Some evidence supports the opinion that docosahexaenoic acid, α-lipoic acid and SIRT2 may produce positive effects on CIPN management. The same applies to vitamins. In the case of vitamin supplementation, vitamins B and E have the broadest support in the literature. The effectiveness of group B vitamins, although their supplementation seems to be overall safe and cheap, can be however seen as questionable. The research on vitamin E, on the other hand, shows promising results, but at least in the case of prostate cancer, supplementation might worsen the overall prognosis, and should therefore be carried out with extreme caution.
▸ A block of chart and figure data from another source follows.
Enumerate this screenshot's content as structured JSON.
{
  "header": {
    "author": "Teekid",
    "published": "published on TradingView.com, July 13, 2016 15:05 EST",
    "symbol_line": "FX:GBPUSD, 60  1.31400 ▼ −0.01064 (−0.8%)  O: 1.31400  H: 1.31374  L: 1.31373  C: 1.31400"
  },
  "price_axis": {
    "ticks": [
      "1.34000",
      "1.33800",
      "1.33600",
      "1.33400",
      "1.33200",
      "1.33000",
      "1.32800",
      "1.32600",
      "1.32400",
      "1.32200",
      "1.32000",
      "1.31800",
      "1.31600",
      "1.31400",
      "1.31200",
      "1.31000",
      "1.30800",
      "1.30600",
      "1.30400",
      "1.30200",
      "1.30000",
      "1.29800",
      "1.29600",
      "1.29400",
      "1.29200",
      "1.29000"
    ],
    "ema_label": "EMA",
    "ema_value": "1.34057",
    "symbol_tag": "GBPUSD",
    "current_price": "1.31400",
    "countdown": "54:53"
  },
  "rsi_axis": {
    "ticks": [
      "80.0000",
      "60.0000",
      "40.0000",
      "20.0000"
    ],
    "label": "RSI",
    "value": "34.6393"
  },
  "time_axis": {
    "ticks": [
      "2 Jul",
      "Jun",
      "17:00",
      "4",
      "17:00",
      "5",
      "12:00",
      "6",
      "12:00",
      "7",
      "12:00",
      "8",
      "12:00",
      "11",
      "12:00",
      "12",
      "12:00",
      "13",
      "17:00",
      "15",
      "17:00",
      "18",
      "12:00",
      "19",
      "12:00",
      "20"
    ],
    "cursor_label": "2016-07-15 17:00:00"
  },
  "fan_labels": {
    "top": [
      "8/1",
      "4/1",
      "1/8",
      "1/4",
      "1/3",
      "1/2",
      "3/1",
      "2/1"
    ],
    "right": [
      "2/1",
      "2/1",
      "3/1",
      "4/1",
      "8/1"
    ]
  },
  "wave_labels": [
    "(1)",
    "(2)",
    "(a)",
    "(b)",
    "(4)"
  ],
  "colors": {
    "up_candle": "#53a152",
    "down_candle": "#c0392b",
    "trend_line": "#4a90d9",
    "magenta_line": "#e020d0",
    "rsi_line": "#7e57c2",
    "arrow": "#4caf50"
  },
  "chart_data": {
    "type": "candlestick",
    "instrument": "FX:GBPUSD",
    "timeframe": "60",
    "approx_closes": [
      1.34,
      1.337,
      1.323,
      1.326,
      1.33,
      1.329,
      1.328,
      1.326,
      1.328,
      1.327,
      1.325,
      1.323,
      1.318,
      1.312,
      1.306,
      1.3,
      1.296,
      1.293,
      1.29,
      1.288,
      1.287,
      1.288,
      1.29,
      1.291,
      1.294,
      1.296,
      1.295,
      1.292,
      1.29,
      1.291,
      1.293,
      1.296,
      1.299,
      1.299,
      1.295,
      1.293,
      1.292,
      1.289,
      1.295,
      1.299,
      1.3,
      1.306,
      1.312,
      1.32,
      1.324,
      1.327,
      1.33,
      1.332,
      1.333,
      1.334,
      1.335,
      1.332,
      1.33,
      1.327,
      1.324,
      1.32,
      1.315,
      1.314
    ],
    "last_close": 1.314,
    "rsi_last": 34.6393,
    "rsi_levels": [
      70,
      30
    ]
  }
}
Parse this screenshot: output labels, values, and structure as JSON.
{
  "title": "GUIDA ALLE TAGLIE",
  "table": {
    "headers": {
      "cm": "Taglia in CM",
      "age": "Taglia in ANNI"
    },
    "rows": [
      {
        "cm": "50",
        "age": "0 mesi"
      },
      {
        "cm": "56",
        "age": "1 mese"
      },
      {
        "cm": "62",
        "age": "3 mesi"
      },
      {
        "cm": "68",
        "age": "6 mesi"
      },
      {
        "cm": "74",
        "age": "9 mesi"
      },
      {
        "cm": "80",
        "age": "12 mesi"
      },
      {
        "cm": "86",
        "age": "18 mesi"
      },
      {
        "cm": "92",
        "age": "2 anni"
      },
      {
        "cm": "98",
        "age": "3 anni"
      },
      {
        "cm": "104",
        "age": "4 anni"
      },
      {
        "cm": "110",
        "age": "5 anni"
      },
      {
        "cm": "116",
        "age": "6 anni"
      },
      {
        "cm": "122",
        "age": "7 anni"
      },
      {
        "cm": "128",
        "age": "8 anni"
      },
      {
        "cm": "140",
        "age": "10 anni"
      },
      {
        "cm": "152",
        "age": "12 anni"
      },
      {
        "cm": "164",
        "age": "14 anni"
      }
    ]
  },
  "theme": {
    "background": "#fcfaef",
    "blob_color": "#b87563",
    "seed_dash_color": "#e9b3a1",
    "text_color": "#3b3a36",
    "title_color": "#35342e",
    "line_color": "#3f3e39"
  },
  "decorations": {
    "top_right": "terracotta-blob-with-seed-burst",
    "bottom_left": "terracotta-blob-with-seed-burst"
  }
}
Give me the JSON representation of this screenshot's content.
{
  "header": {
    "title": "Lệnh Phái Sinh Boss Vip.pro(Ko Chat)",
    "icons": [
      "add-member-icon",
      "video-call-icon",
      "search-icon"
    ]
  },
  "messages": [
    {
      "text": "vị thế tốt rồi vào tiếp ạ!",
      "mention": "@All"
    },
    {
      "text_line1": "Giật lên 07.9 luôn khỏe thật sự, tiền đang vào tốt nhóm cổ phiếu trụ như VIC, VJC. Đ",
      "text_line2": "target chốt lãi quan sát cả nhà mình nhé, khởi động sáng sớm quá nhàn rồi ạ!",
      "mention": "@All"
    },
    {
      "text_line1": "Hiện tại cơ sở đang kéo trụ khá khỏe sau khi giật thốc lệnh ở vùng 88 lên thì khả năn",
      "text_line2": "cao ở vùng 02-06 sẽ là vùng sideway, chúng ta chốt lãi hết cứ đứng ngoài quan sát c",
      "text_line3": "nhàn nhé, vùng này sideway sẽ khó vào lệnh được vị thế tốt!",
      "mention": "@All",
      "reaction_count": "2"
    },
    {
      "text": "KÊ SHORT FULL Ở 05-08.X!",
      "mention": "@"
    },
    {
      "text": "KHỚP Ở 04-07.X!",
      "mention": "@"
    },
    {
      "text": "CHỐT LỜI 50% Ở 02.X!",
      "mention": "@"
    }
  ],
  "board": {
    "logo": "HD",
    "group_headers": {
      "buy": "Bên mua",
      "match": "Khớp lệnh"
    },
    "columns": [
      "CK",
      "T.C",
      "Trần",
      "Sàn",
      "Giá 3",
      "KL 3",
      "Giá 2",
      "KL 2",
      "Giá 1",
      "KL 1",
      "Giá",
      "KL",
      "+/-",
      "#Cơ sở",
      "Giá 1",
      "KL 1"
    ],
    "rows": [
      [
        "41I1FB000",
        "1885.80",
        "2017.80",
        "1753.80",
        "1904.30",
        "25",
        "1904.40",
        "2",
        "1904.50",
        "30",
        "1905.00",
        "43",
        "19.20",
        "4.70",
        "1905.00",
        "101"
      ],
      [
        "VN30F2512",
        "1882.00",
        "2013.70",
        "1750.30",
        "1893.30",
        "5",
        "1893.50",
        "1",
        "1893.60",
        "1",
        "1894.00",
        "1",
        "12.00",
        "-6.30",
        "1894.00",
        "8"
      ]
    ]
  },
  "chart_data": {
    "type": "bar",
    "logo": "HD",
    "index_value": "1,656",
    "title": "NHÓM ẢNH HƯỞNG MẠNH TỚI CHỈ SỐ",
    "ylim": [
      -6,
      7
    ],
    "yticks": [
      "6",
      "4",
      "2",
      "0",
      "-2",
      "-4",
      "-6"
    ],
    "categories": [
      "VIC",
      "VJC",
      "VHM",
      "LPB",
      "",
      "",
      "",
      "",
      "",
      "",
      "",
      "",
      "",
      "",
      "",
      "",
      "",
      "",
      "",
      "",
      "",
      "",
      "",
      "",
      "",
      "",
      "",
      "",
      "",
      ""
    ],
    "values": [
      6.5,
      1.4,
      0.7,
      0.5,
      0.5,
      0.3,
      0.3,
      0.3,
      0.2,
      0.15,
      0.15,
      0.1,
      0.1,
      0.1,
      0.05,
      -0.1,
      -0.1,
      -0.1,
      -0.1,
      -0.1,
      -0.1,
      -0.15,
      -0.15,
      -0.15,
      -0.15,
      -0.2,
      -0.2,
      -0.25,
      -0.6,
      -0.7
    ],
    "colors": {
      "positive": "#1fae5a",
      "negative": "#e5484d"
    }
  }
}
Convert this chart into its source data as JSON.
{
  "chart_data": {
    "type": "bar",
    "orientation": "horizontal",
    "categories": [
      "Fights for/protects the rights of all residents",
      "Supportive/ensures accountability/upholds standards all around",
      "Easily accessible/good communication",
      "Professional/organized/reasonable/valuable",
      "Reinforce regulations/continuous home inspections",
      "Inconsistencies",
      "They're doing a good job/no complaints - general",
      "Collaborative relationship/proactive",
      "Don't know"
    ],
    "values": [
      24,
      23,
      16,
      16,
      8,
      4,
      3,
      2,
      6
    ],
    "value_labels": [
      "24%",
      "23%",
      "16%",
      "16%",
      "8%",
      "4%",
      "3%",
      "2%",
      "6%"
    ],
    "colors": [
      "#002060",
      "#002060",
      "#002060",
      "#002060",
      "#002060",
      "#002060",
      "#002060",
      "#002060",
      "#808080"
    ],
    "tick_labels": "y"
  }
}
Including the evidence from randomized trials, some other evidence may support the idea that plant-based products, including substances found in plants traditionally considered medicinal in some parts of the world, might be beneficial. Particularly goshajinkigan should be mentioned, even if its efficacy is not confirmed. Furthermore, Citrullus colocynthis might be an interesting option to research as this traditionally used medicinal plant has been poorly investigated in CIPN. Importantly, recent papers reveal that there are many more plants yet to be investigated, that could potentially be beneficial to CIPN patients. Atractylenolides, isolated from the rhizomes of Atractylodes species, as well as Mist Antiaris, a monoherbal decoction prepared from the stem bark of Antiaris Africana, could be examples of such agents. The former two has been observed to possess neuroprotective, antioxidative and anti-inflammatory traits, thus making them a potentially interesting option to be reviewed in the future [165]. The effects of the latter are less understood, nevertheless it has been observed to alleviate symptoms of neuropathy [166]. As such, investigating the ability of those compounds to alleviate the symptoms of CIPN could be an interesting opportunity to discover new treatment options.

9. Conclusions

As the survival rates of cancer improve, more patients are affected by the CIPN, thus leading us to evaluate the new therapeutic options. In our study, we reviewed lesser-known drugs used in the CIPN therapy. While some of them are promising and others are remaining to be ineffective or even potentially harming to patients, none of them was fully effective in either treatment or prevention. The currently used treatment is suboptimal, frequently resulting in a forcibly decreased dosage of chemotherapeutics and often requiring the termination of chemotherapy altogether. As a plethora of clinical trials are being conducted, a new hope for the affected patients arises. We are of the opinion that further clinical studies concerning new or rarely applied options in CIPN therapy may contribute to the development of oral supplementation-based treatment as an alternative or improvement of the current pharmacotherapy options in CIPN patients.